Rosenbaum boasted about the fact that Florida ended up in the Obama column due to a concentrated effort to mobilize Jewish voters in the Sunshine State in the last weeks leading to Election Day. And the story goes as follows: A poll conducted by Democratic pollster Mark Mellman on Rosh Hashanah of 2012 showed Obama getting about 59 percent of the Jewish vote in Florida, which would mean that Mitt Romney would win the State of Florida. “So between Rosh Hashanah and Election Day (about seven weeks), we flooded Jewish homes with direct mail, we had a very active robocall operation and a door-knocking operation,” he recalled. “While we focused on the claims that the Obama administration was not pro-Israel enough, we also reminded Florida voters that, Israel aside, where we believed that you needed to have strong bipartisan support for the US-Israeli relationship, on every other issue the Democrats were more likely to represent the views of Florida Jewish voters than Republicans.” An exit poll conducted by Mellman showed an increase of support from 59 to 71 percent – a twelve point shift in seven weeks, which was about 144,000 additional votes.

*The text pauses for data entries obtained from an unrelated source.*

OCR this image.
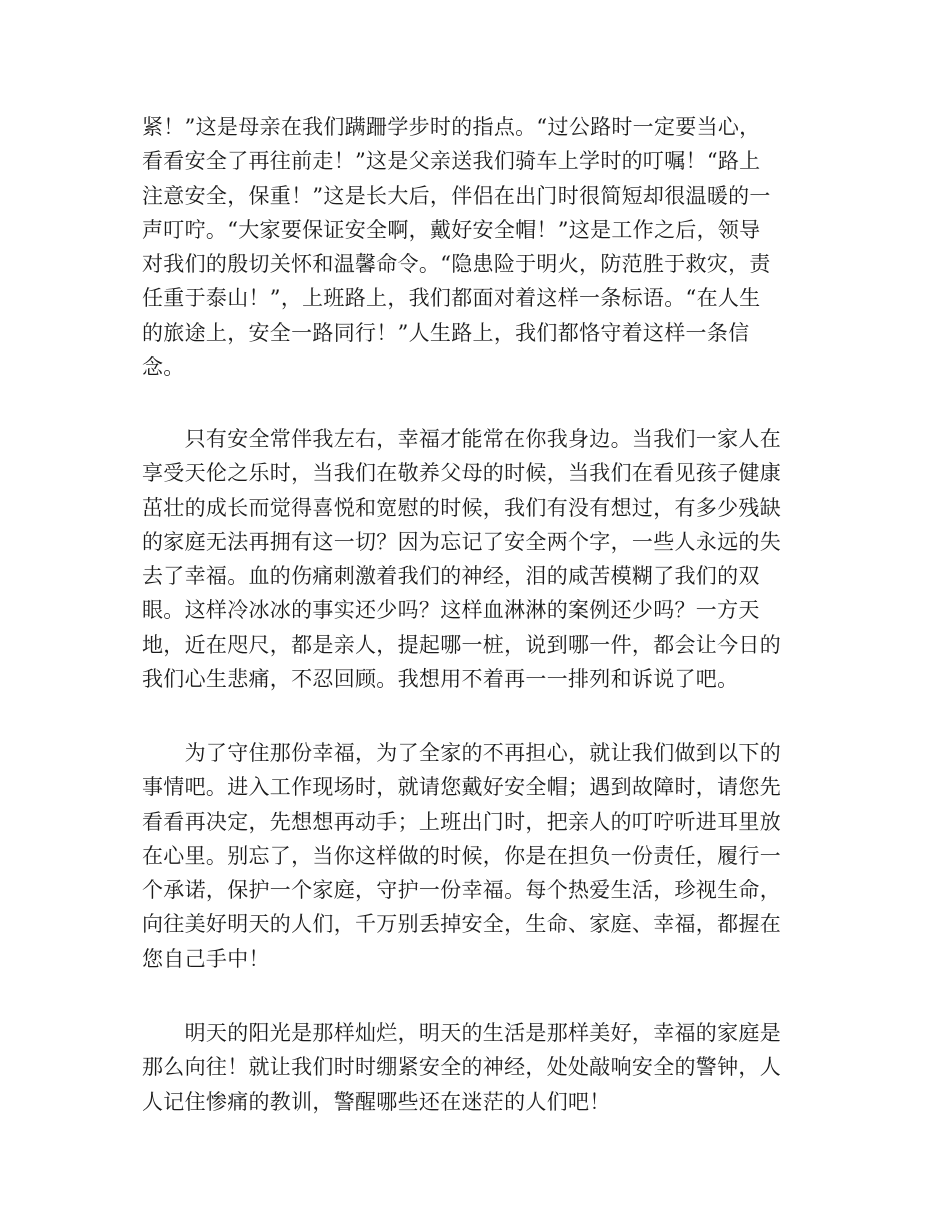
紧！”这是母亲在我们蹒跚学步时的指点。“过公路时一定要当心，
看看安全了再往前走！”这是父亲送我们骑车上学时的叮嘱！“路上
注意安全，保重！”这是长大后，伴侣在出门时很简短却很温暖的一
声叮咛。“大家要保证安全啊，戴好安全帽！”这是工作之后，领导
对我们的殷切关怀和温馨命令。“隐患险于明火，防范胜于救灾，责
任重于泰山！”，上班路上，我们都面对着这样一条标语。“在人生
的旅途上，安全一路同行！”人生路上，我们都恪守着这样一条信
念。
　　只有安全常伴我左右，幸福才能常在你我身边。当我们一家人在
享受天伦之乐时，当我们在敬养父母的时候，当我们在看见孩子健康
茁壮的成长而觉得喜悦和宽慰的时候，我们有没有想过，有多少残缺
的家庭无法再拥有这一切？因为忘记了安全两个字，一些人永远的失
去了幸福。血的伤痛刺激着我们的神经，泪的咸苦模糊了我们的双
眼。这样冷冰冰的事实还少吗？这样血淋淋的案例还少吗？一方天
地，近在咫尺，都是亲人，提起哪一桩，说到哪一件，都会让今日的
我们心生悲痛，不忍回顾。我想用不着再一一排列和诉说了吧。
　　为了守住那份幸福，为了全家的不再担心，就让我们做到以下的
事情吧。进入工作现场时，就请您戴好安全帽；遇到故障时，请您先
看看再决定，先想想再动手；上班出门时，把亲人的叮咛听进耳里放
在心里。别忘了，当你这样做的时候，你是在担负一份责任，履行一
个承诺，保护一个家庭，守护一份幸福。每个热爱生活，珍视生命，
向往美好明天的人们，千万别丢掉安全，生命、家庭、幸福，都握在
您自己手中！
　　明天的阳光是那样灿烂，明天的生活是那样美好，幸福的家庭是
那么向往！就让我们时时绷紧安全的神经，处处敲响安全的警钟，人
人记住惨痛的教训，警醒哪些还在迷茫的人们吧！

The President’s margin of victory in Florida was less than 1 percent – 70,000 votes.

“There are lots of explanations for why the President had carried Florida. You’ve read them all, but we know that we moved a hundred and fifty thousand Jewish votes between Rosh Hashanah and election day through our efforts, and that was done by The Hub, which was a process of what The Forward would call ‘outsourcing,'” Rosenbaum contended.

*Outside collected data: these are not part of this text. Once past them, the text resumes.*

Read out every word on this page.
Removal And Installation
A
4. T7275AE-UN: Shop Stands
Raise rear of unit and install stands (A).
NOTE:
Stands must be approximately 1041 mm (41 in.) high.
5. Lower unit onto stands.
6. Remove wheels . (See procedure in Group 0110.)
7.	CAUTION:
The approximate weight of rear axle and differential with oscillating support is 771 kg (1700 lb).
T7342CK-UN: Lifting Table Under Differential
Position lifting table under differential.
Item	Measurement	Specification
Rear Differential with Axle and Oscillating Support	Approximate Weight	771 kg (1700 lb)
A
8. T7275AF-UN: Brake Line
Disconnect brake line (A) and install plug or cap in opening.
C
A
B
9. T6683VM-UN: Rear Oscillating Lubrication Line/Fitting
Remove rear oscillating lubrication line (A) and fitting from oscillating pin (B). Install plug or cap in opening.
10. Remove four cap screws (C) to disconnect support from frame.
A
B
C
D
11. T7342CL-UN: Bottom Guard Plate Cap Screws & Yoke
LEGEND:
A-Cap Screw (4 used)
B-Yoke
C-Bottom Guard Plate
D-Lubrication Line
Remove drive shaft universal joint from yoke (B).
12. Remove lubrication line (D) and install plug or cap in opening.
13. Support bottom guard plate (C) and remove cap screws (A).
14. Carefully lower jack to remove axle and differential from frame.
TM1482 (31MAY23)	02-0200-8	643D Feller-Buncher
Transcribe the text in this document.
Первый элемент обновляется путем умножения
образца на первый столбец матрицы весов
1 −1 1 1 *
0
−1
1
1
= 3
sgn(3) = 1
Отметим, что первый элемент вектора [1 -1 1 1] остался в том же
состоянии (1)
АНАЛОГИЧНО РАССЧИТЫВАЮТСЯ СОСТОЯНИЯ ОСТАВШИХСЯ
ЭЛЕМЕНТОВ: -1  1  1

During the interview, Rosenbaum highlighted in detail his private sector executive experience to underline why his professional background sets him up right for something like this. “I come out of a restructuring background. I’ve spent most of my career finding efficiencies in businesses,” he said. “I took over Empire Kosher Poultry in 2003 when it was last breaths from death. It had lost a hundred million dollars in the ten years prior to our taking it over. I went in with the belief that there was a base load of demand because there are people who keep, kosher and there are not a lot of options when it comes to eating poultry that’s kosher. I thought the brand had great value, because if you ask most Jews to name a kosher poultry brand they’ll name Empire. It had been mismanaged in a way that it was on the brink of bankruptcy. We bought it, and I took on the task of finding a way to make it an efficient and profitable business model, and over the next several years we streamlined the business tremendously, working very carefully with our unions and with the community, and we turned the company profitable within two years and the profits continued to grow.”

“In 2009, I was in The Forward 50 because of turning around Empire,” he continued. “That’s a large example in the Jewish world of my career. In 2011, the Metropolitan Council on Jewish Poverty awarded Empire its humanitarian of the year award. In 2007, the Jewish Labor Committee gave us a human rights award for our working with and treatment of our unionized labor.”

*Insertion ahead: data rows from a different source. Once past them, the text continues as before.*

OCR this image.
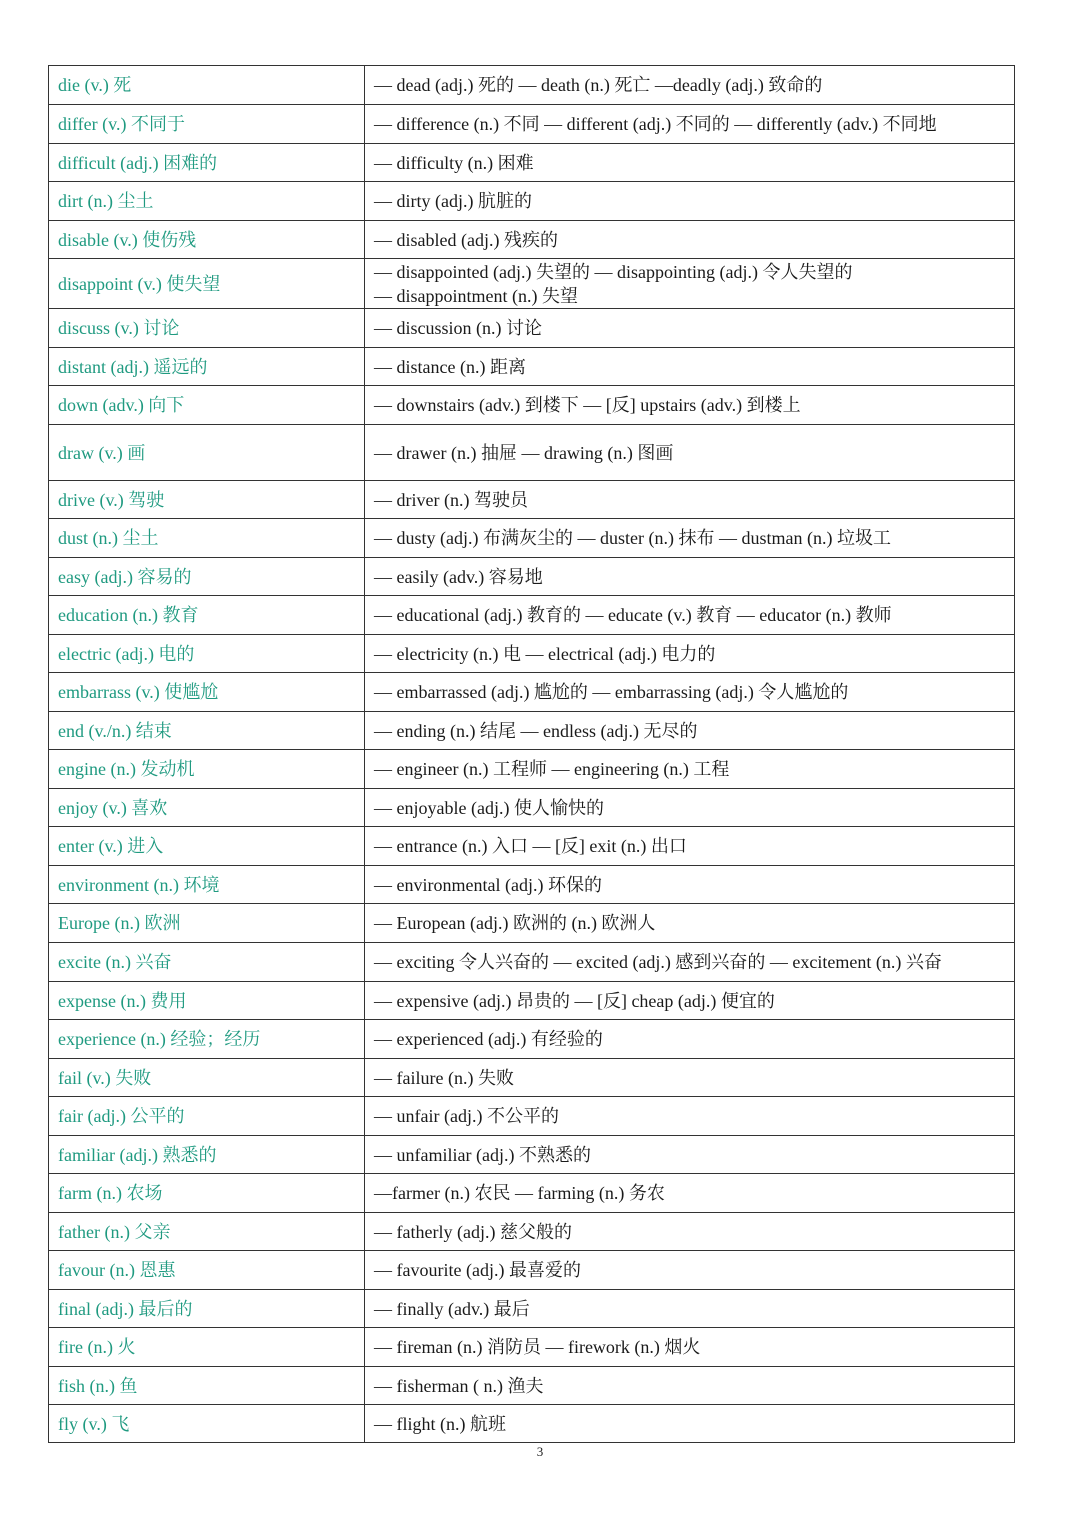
die (v.) 死	— dead (adj.) 死的 — death (n.) 死亡 —deadly (adj.) 致命的

differ (v.) 不同于	— difference (n.) 不同 — different (adj.) 不同的 — differently (adv.) 不同地

difficult (adj.) 困难的	— difficulty (n.) 困难

dirt (n.) 尘土	— dirty (adj.) 肮脏的

disable (v.) 使伤残	— disabled (adj.) 残疾的

disappoint (v.) 使失望	— disappointed (adj.) 失望的 — disappointing (adj.) 令人失望的
— disappointment (n.) 失望

discuss (v.) 讨论	— discussion (n.) 讨论

distant (adj.) 遥远的	— distance (n.) 距离

down (adv.) 向下	— downstairs (adv.) 到楼下 — [反] upstairs (adv.) 到楼上

draw (v.) 画	— drawer (n.) 抽屉 — drawing (n.) 图画

drive (v.) 驾驶	— driver (n.) 驾驶员

dust (n.) 尘土	— dusty (adj.) 布满灰尘的 — duster (n.) 抹布 — dustman (n.) 垃圾工

easy (adj.) 容易的	— easily (adv.) 容易地

education (n.) 教育	— educational (adj.) 教育的 — educate (v.) 教育 — educator (n.) 教师

electric (adj.) 电的	— electricity (n.) 电 — electrical (adj.) 电力的

embarrass (v.) 使尴尬	— embarrassed (adj.) 尴尬的 — embarrassing (adj.) 令人尴尬的

end (v./n.) 结束	— ending (n.) 结尾 — endless (adj.) 无尽的

engine (n.) 发动机	— engineer (n.) 工程师 — engineering (n.) 工程

enjoy (v.) 喜欢	— enjoyable (adj.) 使人愉快的

enter (v.) 进入	— entrance (n.) 入口 — [反] exit (n.) 出口

environment (n.) 环境	— environmental (adj.) 环保的

Europe (n.) 欧洲	— European (adj.) 欧洲的 (n.) 欧洲人

excite (n.) 兴奋	— exciting 令人兴奋的 — excited (adj.) 感到兴奋的 — excitement (n.) 兴奋

expense (n.) 费用	— expensive (adj.) 昂贵的 — [反] cheap (adj.) 便宜的

experience (n.) 经验；经历	— experienced (adj.) 有经验的

fail (v.) 失败	— failure (n.) 失败

fair (adj.) 公平的	— unfair (adj.) 不公平的

familiar (adj.) 熟悉的	— unfamiliar (adj.) 不熟悉的

farm (n.) 农场	—farmer (n.) 农民 — farming (n.) 务农

father (n.) 父亲	— fatherly (adj.) 慈父般的

favour (n.) 恩惠	— favourite (adj.) 最喜爱的

final (adj.) 最后的	— finally (adv.) 最后

fire (n.) 火	— fireman (n.) 消防员 — firework (n.) 烟火

fish (n.) 鱼	— fisherman ( n.) 渔夫

fly (v.) 飞	— flight (n.) 航班
3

“The concept of restructuring businesses to make them more efficient while at the same time remaining socially responsible is the hallmark of my business career and the philosophy that animates me in the public sector, such as with NJDC,” Rosenbaum stressed. “I brought that background to NJDC, and when I became Chair in the spring of 2014 I began a process of reevaluating the way in which NJDC went about its business to find out if we could restructure the organization to be much more efficient, and in becoming more efficient we could take the money that we did raise, spend less of it on administration and more of it on winning elections.”

Going forward, Rosenbaum said that the NJDC contract with Bluelight may require additional staffing “when we finally determine the playing field for the 2016 election where NJDC will play.”